A questão fundamental, portanto, é outra; é saber se esta é, de fato, a
única possibilidade para reverter o quadro dramático e; além disso, saber se na
presente conjuntura existe alternativa capaz de mudar o desenrolar dos
acontecimentos.
Neste momento, o campo democrático-popular está desafiado a resistir e a
reverter a tendência de derrota – que, se consumada, representará uma derrota
cultural de longo prazo não somente do PT, mas do conjunto da esquerda
brasileira e latino-americana.
Lula poderia assumir qualquer posto ministerial, porque sua simples
presença no governo interromperia a ofensiva inercial da direita e inauguraria
uma nova etapa política e uma nova condução econômica, nas bases propostas pelo
Diretório Nacional do PT.
Com sua autoridade moral e força política, Lula poderá ser um fator
novo, capaz de deter o golpismo e recompor a capacidade de iniciativa do campo
democrático-popular.

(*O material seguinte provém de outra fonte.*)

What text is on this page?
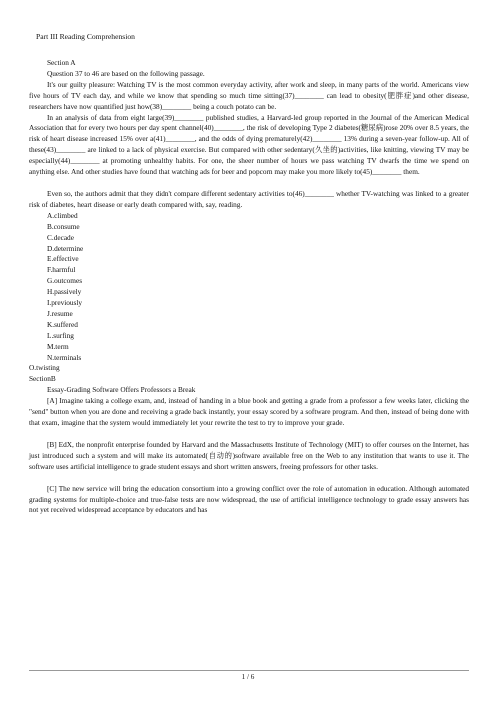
Part III Reading Comprehension

Section A

Question 37 to 46 are based on the following passage.

It's our guilty pleasure: Watching TV is the most common everyday activity, after work and sleep, in many parts of the world. Americans view five hours of TV each day, and while we know that spending so much time sitting(37)________ can lead to obesity(肥胖症)and other disease, researchers have now quantified just how(38)________ being a couch potato can be.

In an analysis of data from eight large(39)________ published studies, a Harvard-led group reported in the Journal of the American Medical Association that for every two hours per day spent channel(40)________, the risk of developing Type 2 diabetes(糖尿病)rose 20% over 8.5 years, the risk of heart disease increased 15% over a(41)________, and the odds of dying prematurely(42)________ 13% during a seven-year follow-up. All of these(43)________ are linked to a lack of physical exercise. But compared with other sedentary(久坐的)activities, like knitting, viewing TV may be especially(44)________ at promoting unhealthy habits. For one, the sheer number of hours we pass watching TV dwarfs the time we spend on anything else. And other studies have found that watching ads for beer and popcorn may make you more likely to(45)________ them.

Even so, the authors admit that they didn't compare different sedentary activities to(46)________ whether TV-watching was linked to a greater risk of diabetes, heart disease or early death compared with, say, reading.

A.climbed

B.consume

C.decade

D.determine

E.effective

F.harmful

G.outcomes

H.passively

I.previously

J.resume

K.suffered

L.surfing

M.term

N.terminals

O.twisting

SectionB

Essay-Grading Software Offers Professors a Break

[A] Imagine taking a college exam, and, instead of handing in a blue book and getting a grade from a professor a few weeks later, clicking the "send" button when you are done and receiving a grade back instantly, your essay scored by a software program. And then, instead of being done with that exam, imagine that the system would immediately let your rewrite the test to try to improve your grade.

[B] EdX, the nonprofit enterprise founded by Harvard and the Massachusetts Institute of Technology (MIT) to offer courses on the Internet, has just introduced such a system and will make its automated(自动的)software available free on the Web to any institution that wants to use it. The software uses artificial intelligence to grade student essays and short written answers, freeing professors for other tasks.

[C] The new service will bring the education consortium into a growing conflict over the role of automation in education. Although automated grading systems for multiple-choice and true-false tests are now widespread, the use of artificial intelligence technology to grade essay answers has not yet received widespread acceptance by educators and has

1 / 6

Se ainda tiver tempo para isso.
Se existirem outras possibilidades, mais eficazes, que sejam
empreendidas, e com urgência.
Leonardo Boff e
Márcia Miranda
13 de Março de 2016
Caro
amigo-irmão Lula
Escrevo-lhe
sob a premência da situação política atual e a pedido de muitos amigos comuns.
Direi poucas palavras.
Há o
risco de que as conquistas sociais conseguidas para os mais vulneráveis de
nosso país, graças a suas políticas de inclusão social produtiva, sejam
anuladas e se percam. O projeto da macroeconomia global sob a pressão dos
grupos neoliberais nacionais e internacionais, pode levar ao poder aqueles para
os quais as grandes maiorias são peso morto da história e para às quais há
apenas políticas pobres para os pobres. Esse projeto social do PT, de
seus aliados e também da Igreja da libertação que encontra apoio no amor aos
pobres do Papa Francisco, tem que ser salvo como ponto de honra, como
imperativo ético e como sentido da mais alta humanidade.
Por
isso, sou da opinião de que vc, meu querido amigo-irmão Lula, deve
assumir um cargo de ministro da República. O interesse da nação
está acima de sua trajetória política pessoal. Com você na condução da
negociação política, estaremos seguros de que aí estará alguém que, com
autoridade e força de convencimento, ajudará a conduzir a uma solução política
e social que salve a nossa frágil democracia e garanta a continuidade das
medidas sociais humanizadoras.
Além
do mais, evitará, o que realmente temo, sangue derramado nas ruas entre grupos
que se enfrentam. Isso seria mais um argumento dos seus opositores para medidas
drásticas que implicariam o afastamento da Presidenta Dilma. E o que é pior,
veríamos ameaçada a paz social que tanto almejamos.
Se
por desgraça nada der certo, vc cairia como cai uma árvore imensa, com
dignidade e nobreza.
Com
uma súplica Àquele que conhece todos os destinos dos povos e do nosso, renovo
meu pedido enquanto lhe envio meus melhores votos a vc, à Marisa e a toda a sua
família, de minha parte e da parte de Márcia que muito o admiramos e amamos.